Noah’s ark is not a children’s story. It’s about God killing all of humanity with a flood. Everyone on Earth, except one family, drowned to death.

Oh and there’s some animals too.

Obviously, this story appears regularly in children’s Sunday school because little kids love animals. In telling the story to children while focusing on all the cute animals, we’re teaching children and ourselves to tame scripture, to ignore what it actually says and make it more palatable to our modern sensibilities.

But scripture is not tame. It is not easy to read. You can either ignore the hard parts and focus on the encouraging bits, though many of those are misquoted and misunderstood. Or you can wrestle with the difficult passages and through them know God more.

Let’s not miss the point of the story: God judges the wicked and saves those who follow him.

The story of Noah’s ark includes God judging humanity for its sin, picking one family to save, and willingly destroying those he chose not to save. This is not a story meant for our modern sensibilities.
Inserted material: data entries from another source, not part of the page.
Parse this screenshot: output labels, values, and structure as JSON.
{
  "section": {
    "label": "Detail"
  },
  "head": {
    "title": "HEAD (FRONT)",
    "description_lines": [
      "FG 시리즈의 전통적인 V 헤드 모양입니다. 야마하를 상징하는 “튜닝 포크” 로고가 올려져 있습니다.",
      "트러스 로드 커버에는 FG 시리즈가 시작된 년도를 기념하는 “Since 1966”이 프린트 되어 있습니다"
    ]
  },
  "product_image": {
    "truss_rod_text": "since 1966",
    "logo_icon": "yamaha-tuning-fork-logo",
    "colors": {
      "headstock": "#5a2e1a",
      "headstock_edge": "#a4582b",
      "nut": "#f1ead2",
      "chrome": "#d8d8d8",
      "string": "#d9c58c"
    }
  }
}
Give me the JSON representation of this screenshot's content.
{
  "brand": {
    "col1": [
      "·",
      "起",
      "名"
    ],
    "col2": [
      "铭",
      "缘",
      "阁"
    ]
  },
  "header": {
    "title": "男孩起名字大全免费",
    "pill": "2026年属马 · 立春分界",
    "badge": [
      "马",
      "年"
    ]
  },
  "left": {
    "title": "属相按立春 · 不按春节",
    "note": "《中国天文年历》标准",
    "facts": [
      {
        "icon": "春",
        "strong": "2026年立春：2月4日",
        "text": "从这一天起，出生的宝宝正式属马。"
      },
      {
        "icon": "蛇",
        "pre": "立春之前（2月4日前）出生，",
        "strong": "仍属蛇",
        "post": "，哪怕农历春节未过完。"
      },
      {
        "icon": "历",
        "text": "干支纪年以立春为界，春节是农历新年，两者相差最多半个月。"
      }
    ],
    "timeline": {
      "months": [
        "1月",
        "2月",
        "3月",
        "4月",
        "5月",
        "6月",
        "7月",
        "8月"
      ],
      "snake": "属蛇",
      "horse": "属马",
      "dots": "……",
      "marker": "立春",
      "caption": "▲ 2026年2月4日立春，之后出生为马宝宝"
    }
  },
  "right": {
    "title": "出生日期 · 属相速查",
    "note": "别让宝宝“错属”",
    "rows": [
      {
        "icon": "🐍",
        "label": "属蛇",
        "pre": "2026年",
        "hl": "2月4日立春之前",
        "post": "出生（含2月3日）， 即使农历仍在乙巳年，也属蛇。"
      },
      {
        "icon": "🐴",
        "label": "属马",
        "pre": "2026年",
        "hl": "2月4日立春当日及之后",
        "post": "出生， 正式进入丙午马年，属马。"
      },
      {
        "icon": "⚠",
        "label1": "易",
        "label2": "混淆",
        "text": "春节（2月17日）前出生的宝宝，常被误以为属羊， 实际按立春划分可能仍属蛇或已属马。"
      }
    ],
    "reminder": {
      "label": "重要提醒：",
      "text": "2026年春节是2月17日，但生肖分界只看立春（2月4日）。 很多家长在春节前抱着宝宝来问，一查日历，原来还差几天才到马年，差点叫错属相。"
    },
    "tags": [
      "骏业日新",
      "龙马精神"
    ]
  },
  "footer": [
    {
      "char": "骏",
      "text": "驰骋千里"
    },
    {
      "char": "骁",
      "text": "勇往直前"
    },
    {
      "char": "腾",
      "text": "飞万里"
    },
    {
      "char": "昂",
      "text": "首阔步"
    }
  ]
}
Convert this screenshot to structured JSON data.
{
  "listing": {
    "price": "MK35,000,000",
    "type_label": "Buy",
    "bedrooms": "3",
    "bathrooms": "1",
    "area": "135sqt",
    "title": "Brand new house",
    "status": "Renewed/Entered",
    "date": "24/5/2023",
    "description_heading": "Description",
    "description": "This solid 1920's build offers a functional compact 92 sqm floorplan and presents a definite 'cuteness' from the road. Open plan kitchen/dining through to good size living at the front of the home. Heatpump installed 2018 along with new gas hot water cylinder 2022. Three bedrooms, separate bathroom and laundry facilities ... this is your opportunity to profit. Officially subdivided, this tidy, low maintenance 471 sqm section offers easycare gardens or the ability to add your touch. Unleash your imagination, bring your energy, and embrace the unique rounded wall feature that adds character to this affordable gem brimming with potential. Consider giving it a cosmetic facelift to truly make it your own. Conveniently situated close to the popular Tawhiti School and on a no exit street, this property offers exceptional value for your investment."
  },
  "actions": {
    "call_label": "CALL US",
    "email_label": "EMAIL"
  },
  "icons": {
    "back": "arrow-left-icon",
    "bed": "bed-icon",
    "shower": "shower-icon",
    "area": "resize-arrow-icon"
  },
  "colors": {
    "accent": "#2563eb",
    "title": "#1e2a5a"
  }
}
But what do we learn in the story?

God Desires Righteousness

Sin demands death. In Genesis 3 we see that rebellion to God, whose very person is the source of all life, necessarily brings about death. Humankind had devolved into rampant depravity and perversion. They were rebelling against God who had created them and made them in his image. “The Lord saw that the wickedness of man was great in the earth, and that every intention of the thoughts of his heart was only evil continually.” (Gen 6:5) Instead of living in glad submission to God, humanity was rebelling against him which only leads to destruction.

The Lord had made it clear to previous generations that sin was not ok. And yet Noah’s generation filled the earth with violence due to their rebellion.

The Lord decides that he will start over with the family of a righteous man. What does “righteous” mean? Surely not infallible, because Noah had a major drunken carousing sort of failing after the flood.

Based on Noah’s actions in the story, righteous refers to someone who trusts God. Noah trusted God enough to obey him and build the ark, to gather his family and the animals. He trusted God through the storm and weeks of flooding. He trusted God enough to praise him in the midst of devastation. He was not perfect, but he trusted the Lord.

God is Gracious

God is gracious to Noah in that he gives him a chance to be saved from the flood. However, God didn’t just miraculously protect Noah. He gave him a command to obey: “Build a big boat.” If Noah had disobeyed, he would not have been saved. But he took the opportunity given to him by God to trust God. Noah had a faith that showed in his diligent work of building a boat even in the midst of mocking neighbors.

Noah’s obedience shows a deeply formed character and a heart that trusts God. Building a large boat by hand is not a short project, and Noah persisted in obeying over the long-haul.

God Keeps Promises

Even though sin demands death, God promises that he’ll never destroy the earth through flood again and puts a sign in the sky as a symbol of that promise. Those who keep reading know that God already has a plan to defeat death caused by sin. Christ would come, and instead of God destroying the world because of sin, Christ would allow the world to destroy him. In his death and resurrection, we are freed from the price of our sin.

God has promised that he will make the world whole again. Far from destroying the world, he will renew it into what the Earth was always meant to be. And just as he kept his promise of a savior, we know that he will keep this promise. We can trust him.